Directed by Steven Quale. Starring Nicholas D’Agosto, Emma Bell, Miles Fisher, Tony Todd.

After the first two films you stopped expecting anything from the Final Destination franchise except formulaic deaths. But they sorta reinvented themselves in the last film and with Final Destination 5 they’ve mastered the craft of gore, illusion and deception. This film is so crazy; it’s funny, chilling and smart.

If you’ve seen any of the last four films you’ll know the premise: a group of youngsters setting out on a journey, a boy or girl has a premonition of a hideous disaster about to befall their group as one by one they all die. The portent listened to, some survive, but can you really cheat death? That depends.

In FD 5, cute boy Sam (D’Agosto) has a ‘vision’ during an employee trip; the bridge their bus is on is going to collapse. And so it does. With masterful CGI, and so much glee, the filmmakers show the employees being picked off one at a time. In Sam’s vision that is. Whoever is coming up with this has one twisted but glorious mind. You squirm at the gory corpses but then you burst out laughing at the way they have been decapitated or sliced in half.

The survivors of the disaster are shaken and soon to be stirred in the cauldron of death’s sticky clutches. In the order they died in Sam’s vision, they die doing the most mundane of things, like getting a massage (hilarious scene). How do they evade death? Tony Todd’s coroner character Mr Bludworth returns to warn them: Only if someone else dies in their place will they survive; balancing the books!

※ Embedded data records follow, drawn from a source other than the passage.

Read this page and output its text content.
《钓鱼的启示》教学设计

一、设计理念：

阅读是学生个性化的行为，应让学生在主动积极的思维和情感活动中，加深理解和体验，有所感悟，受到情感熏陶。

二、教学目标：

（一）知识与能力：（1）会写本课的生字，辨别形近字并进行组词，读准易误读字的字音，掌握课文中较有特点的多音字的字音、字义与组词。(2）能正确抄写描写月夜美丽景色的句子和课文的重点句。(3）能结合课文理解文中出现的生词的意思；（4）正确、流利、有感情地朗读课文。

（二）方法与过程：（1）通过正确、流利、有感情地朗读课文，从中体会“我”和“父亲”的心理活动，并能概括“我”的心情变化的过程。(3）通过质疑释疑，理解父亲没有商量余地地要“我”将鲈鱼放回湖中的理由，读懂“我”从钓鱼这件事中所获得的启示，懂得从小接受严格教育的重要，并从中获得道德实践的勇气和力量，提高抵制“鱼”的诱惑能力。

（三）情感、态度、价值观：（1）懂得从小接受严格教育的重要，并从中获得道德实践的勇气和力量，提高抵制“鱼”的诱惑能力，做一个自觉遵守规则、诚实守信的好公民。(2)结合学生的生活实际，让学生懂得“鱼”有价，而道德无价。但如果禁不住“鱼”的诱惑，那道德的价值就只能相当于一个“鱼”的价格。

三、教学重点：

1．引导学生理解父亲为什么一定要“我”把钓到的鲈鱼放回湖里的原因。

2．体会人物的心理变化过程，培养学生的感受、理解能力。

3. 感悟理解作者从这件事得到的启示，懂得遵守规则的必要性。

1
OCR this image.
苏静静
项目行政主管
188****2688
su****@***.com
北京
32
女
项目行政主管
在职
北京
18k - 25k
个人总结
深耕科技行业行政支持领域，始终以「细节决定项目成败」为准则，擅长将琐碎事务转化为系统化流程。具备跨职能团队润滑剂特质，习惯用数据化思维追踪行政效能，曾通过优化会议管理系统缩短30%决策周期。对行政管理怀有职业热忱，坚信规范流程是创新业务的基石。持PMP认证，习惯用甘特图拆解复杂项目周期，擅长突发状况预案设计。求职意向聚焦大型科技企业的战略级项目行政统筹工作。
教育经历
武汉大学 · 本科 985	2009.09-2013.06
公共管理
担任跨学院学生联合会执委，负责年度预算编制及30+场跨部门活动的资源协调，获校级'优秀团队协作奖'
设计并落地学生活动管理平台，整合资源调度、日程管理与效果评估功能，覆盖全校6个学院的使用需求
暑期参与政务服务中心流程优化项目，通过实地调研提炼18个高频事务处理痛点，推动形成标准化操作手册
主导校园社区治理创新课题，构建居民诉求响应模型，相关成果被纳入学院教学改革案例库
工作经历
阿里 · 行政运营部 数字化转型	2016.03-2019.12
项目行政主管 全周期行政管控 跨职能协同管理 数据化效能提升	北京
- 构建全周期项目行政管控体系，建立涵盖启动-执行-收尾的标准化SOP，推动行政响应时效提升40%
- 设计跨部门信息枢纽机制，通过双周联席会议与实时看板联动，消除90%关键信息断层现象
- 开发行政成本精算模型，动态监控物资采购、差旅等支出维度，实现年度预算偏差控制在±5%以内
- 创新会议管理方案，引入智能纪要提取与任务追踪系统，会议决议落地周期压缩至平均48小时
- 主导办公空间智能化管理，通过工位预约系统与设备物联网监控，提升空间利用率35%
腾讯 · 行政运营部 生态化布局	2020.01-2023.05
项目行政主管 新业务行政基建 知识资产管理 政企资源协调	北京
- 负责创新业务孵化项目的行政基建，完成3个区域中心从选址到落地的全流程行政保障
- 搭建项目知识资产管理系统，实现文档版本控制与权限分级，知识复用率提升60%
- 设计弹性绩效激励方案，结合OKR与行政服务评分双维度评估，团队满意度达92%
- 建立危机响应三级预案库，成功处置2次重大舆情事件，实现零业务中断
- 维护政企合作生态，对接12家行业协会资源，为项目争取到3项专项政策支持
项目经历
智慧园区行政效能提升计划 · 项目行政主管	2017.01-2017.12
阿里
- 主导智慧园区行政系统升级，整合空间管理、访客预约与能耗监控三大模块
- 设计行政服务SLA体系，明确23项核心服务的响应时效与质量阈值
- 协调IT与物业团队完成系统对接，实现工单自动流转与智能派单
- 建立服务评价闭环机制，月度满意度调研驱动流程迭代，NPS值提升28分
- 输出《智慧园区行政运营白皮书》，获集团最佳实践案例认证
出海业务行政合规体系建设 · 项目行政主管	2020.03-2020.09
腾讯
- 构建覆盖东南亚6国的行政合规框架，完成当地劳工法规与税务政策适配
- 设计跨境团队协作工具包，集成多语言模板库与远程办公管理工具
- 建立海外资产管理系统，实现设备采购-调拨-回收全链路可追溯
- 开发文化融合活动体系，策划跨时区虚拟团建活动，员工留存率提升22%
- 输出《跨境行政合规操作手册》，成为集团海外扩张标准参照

The audience grimaced, screamed, laughed (so did I), and guessed how the next person would die. Would he be impaled on something, would the fire get him, electrocuted maybe? Director Steven Quale keeps you guessing and uses some deft tricks to make you think the character will die this way, but that’s where the brilliance of the film lies, in its suspense.

Nicholas D’Agosto as the cute boy with the premonition is good, the rest are alright. Miles Fisher who plays the employee determined at all costs not to die, looks strikingly like Tom Cruise (well a cheaper version).